About the history of "string diagrams" in monoidal categories:
The now called "string diagrams" as a topological representation of morphisms in (free) monoidal categories were introduced in 1965 under the notion "plane nets" by Günter Hotz in his habilitation thesis:
Günter Hotz: Eine Algebraisierung des Syntheseproblems von Schaltkreisen I+II
Elektronische Informationsverarbeitung und Kybernetik (EIK), Band 1, Heft 3+4, 1965, Akademie-Verlag Berlin
Download links:
https://www.magentacloud.de/lnk/LiPMlYfh (part 1)
https://www.magentacloud.de/lnk/YivslUWJ (part 2)
Abstract:
The composition of switching circuits A, B, to new circuits can be reduced to two basic operations:
The sequential composition A \circ B of A and B, if the number of outputs of is equal to the number of inputs of A.
The composition of A and B to A \times B is analogue to the cartesian product. The number of inputs of A \times B is equal to the sum of the numbers of the inputs of A and B. The same holds for the outputs.

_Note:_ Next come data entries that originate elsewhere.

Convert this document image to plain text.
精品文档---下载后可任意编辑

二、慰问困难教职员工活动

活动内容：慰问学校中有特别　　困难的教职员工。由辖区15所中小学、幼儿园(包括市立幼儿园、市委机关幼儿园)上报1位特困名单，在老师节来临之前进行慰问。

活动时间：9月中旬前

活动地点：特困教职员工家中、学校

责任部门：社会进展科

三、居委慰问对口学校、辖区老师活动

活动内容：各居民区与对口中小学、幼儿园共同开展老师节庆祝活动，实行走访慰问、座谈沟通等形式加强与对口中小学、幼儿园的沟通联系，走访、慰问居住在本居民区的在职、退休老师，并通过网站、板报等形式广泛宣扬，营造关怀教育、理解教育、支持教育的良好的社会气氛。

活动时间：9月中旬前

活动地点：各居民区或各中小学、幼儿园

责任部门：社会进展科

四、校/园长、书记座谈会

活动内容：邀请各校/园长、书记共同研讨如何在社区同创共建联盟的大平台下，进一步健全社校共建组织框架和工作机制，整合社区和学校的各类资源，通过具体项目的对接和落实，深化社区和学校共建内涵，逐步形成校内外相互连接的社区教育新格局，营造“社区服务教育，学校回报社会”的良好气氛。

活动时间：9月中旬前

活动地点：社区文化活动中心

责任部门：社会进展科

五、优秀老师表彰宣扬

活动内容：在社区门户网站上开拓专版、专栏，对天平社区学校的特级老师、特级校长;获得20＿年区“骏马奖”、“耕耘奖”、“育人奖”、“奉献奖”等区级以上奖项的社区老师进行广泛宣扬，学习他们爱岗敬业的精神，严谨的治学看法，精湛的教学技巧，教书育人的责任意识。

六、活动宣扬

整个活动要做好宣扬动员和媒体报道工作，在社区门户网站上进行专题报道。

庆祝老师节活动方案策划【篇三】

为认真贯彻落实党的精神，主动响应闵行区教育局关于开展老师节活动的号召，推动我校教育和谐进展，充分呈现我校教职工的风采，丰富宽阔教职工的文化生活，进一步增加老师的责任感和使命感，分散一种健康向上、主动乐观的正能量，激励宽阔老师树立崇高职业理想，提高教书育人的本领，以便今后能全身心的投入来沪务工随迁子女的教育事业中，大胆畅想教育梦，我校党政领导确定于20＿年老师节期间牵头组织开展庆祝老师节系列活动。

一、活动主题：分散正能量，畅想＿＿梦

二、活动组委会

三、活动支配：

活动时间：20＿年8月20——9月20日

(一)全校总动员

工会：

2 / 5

Between different compositions an equivalence is introduced which is compatible with \circ and \times. When the compositions are carried over to the set of the equivalence classes, one gets an algebraic structure that forms a category respective to \circ and a semi-group (monoid) respective \times. The compositions satisfy the relation
(A \times B) \circ (C \times D) = (A \circ C) \times (B \circ D)
if A \circ C and B \circ D are defined.
A category with this property is called an x-category.
The categories F studied here can be characterized in the following way:
- The set of units of F form a semi-group generated by one generator relative to \times.
- F has a countable generator set or it holds
- F is a subcategory of a category satisfying 1. and 2.
In a free x-category of this type holds the cancellation law relative to \circ and \times under a weak condition.
In the whole theory of the x-category, ''plane nets'', a concept from the combinatorial topology related to the braids of Artin plays an important role.
Each of the studied free x-categories may be mapped onto an x-category of plane nets by a functor. Each theorem about F by the functor is carried over to a theorem about a category of nets. The theorem proved for the nets can easily be proved in most cases for F; i.e. the theorems about F have an essential combinatorial character. This is the reason that the first chapter only deals about nets.
The connection of the switching circuits represented by the elements of F with their function gives a functor from F into the x-category C(S) of the maps of type f: S^n \to S^m, where S is a countable set containing at least two elements. The \times product is in C(S) the cartesian product.*
-- end abstract
Prof. Hotz is one of the "fathers" of computer science in Germany. He has a strong mathematical background in topology and wrote his dissertation on a topic from Knot theory under supervision of Kurt Reidemeister in Göttingen.